その後、アルファ・ ベータT細胞療法を4週間隔で継続治療しました。翌年6月に脳転移が見つかり、外科的手術と放射線治療を行いました。手術後は切除した組織を抗原(がんの目印)として、セル・ローディング・システムを使った自己がん細胞感作樹状細胞ワクチン療法を6回実施しました。その後はアルファ・ ベータT細胞療法を4週間隔で再開し、2011年2月からは治療間隔を2ヵ月間隔に延ばし、2013年3月からは3ヶ月間隔に延ばしています。IVb期食道がんと診断後7年、脳転移手術後5年経過後の2014年12月現在も無再発かつ良好な全身状態で経過しています。

考察

広範囲に進行した食道がんは根治的治療が困難であり、多くは緩和治療の対象となります。
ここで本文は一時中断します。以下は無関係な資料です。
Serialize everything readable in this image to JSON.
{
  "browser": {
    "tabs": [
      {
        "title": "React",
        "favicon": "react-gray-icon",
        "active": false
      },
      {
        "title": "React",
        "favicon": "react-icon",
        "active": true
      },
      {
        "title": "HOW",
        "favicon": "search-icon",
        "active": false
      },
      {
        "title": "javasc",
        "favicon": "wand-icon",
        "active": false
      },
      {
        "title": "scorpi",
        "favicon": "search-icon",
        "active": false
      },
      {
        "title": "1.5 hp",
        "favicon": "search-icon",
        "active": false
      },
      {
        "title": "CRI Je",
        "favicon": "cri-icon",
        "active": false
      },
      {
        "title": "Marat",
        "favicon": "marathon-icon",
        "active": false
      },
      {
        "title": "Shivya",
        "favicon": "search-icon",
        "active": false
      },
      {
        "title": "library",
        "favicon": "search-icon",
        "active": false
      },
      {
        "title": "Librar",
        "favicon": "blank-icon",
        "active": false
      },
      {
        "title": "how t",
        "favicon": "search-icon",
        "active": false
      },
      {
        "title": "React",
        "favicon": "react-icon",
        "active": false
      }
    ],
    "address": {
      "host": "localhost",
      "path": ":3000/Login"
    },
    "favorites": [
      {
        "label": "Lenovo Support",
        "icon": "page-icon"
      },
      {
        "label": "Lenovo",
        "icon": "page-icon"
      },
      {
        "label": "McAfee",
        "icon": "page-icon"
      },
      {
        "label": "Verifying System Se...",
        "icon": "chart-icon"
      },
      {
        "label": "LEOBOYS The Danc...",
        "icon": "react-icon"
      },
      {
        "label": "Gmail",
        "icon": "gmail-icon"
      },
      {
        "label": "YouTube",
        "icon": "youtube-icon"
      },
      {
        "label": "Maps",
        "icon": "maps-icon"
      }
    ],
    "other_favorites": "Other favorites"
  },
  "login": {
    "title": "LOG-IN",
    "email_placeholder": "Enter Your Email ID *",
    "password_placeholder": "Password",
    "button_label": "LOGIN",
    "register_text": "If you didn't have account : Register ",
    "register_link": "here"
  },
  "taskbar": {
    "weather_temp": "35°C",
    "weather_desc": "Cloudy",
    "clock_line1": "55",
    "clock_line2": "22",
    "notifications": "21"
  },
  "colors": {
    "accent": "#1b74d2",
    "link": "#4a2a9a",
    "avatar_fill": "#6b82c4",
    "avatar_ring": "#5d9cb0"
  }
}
この患者さんも同様の状態でしたが、化学療法に免疫細胞治療を併用することで完全寛解まで到達でき、長期に亘り現在(2014年12月)も良好な全身状態を維持しながら継続治療できている一例です。免疫細胞治療は、経過観察しながら適宜、治療間隔を延ばすことで経済的負担軽減にも寄与されるものと思われます。
このように、化学療法や放射線療法との併用治療ができ、かつ化学療法のように身体に負担をかけることなく長期に亘り継続治療できることが、免疫細胞治療の特徴と考えられます。